I have a standard checklist that I provide the homeowners of occupied homes when I do a consultation report. It is intended to be used in two ways: to prepare for the staging by reducing the amount of ‘stuff’ to work with/around and to maintain the ‘stage’ while they are living there. It is difficult to maintain so a little guidance would be appreciated.

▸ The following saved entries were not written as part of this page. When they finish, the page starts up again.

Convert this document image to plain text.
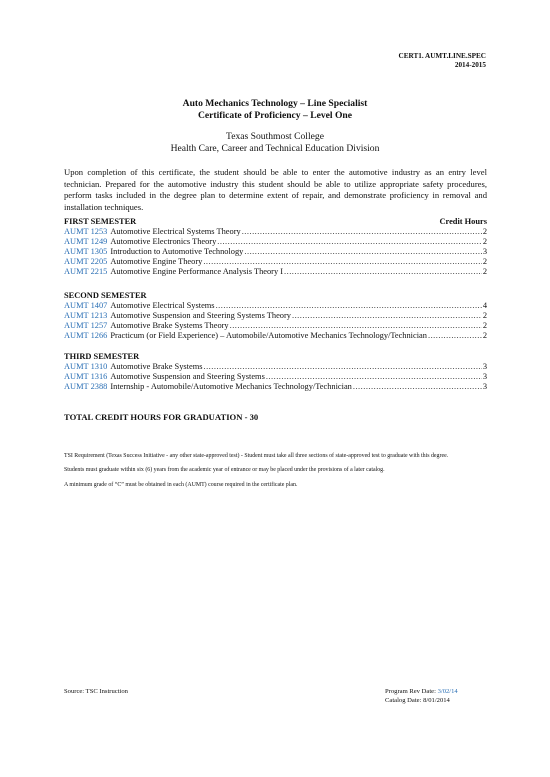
CERT1. AUMT.LINE.SPEC
2014-2015
Auto Mechanics Technology – Line Specialist
Certificate of Proficiency – Level One
Texas Southmost College
Health Care, Career and Technical Education Division
Upon completion of this certificate, the student should be able to enter the automotive industry as an entry level technician. Prepared for the automotive industry this student should be able to utilize appropriate safety procedures, perform tasks included in the degree plan to determine extent of repair, and demonstrate proficiency in removal and installation techniques.
FIRST SEMESTER	Credit Hours
AUMT 1253 Automotive Electrical Systems Theory .....	2
AUMT 1249 Automotive Electronics Theory .....	2
AUMT 1305 Introduction to Automotive Technology .....	3
AUMT 2205 Automotive Engine Theory .....	2
AUMT 2215 Automotive Engine Performance Analysis Theory I .....	2
SECOND SEMESTER
AUMT 1407 Automotive Electrical Systems .....	4
AUMT 1213 Automotive Suspension and Steering Systems Theory .....	2
AUMT 1257 Automotive Brake Systems Theory .....	2
AUMT 1266 Practicum (or Field Experience) – Automobile/Automotive Mechanics Technology/Technician .....	2
THIRD SEMESTER
AUMT 1310 Automotive Brake Systems .....	3
AUMT 1316 Automotive Suspension and Steering Systems .....	3
AUMT 2388 Internship - Automobile/Automotive Mechanics Technology/Technician .....	3
TOTAL CREDIT HOURS FOR GRADUATION - 30

TSI Requirement (Texas Success Initiative - any other state-approved test) - Student must take all three sections of state-approved test to graduate with this degree.

Students must graduate within six (6) years from the academic year of entrance or may be placed under the provisions of a later catalog.

A minimum grade of “C” must be obtained in each (AUMT) course required in the certificate plan.

Source: TSC Instruction	Program Rev Date: 3/02/14
Catalog Date: 8/01/2014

I had a client not only reference the list but she went and took pictures of each room when I was done, printed them out and put them in a book and made sure her cleaning ladies knew exactly where everything went so nothing was out of place! LOL
|08/23/2007||by Abby Reilly; NW Atlanta-Area Home Stager|
I like your approach to educating the sellers on the benefits of staging. Recently I had a listing where the seller was weary and was not interested in painting and staging her property. She took it personally that the comments came in that the home needed to be painted and lots of mirrors needed to be removed. Consequently, when we got the first contract after 110 days on the market, the buyer insisted that the whole place be repainted a neutral color. Had she done this at the beginning, she would have had a contract sooner and possibly had a higher price. I will use this example when talking with other sellers about staging their property.
|08/25/2007||by Pat Hommel|
That is the thing I hear the most [Seller doesn't want to pay for staging] and why 50% of the time my service is turned down. Sellers have no clue the time, effort that goes into staging and even though you give a good price they still don’t want to pay. Which is sad as they end up spending more in the long run.
|09/13/2007||by Sandra Hughes-Redesigned Spaces-DC Metro -Northern Virginia – Fairfax County, VA|
Thanks again for everyone’s comments, suggestions and kudos.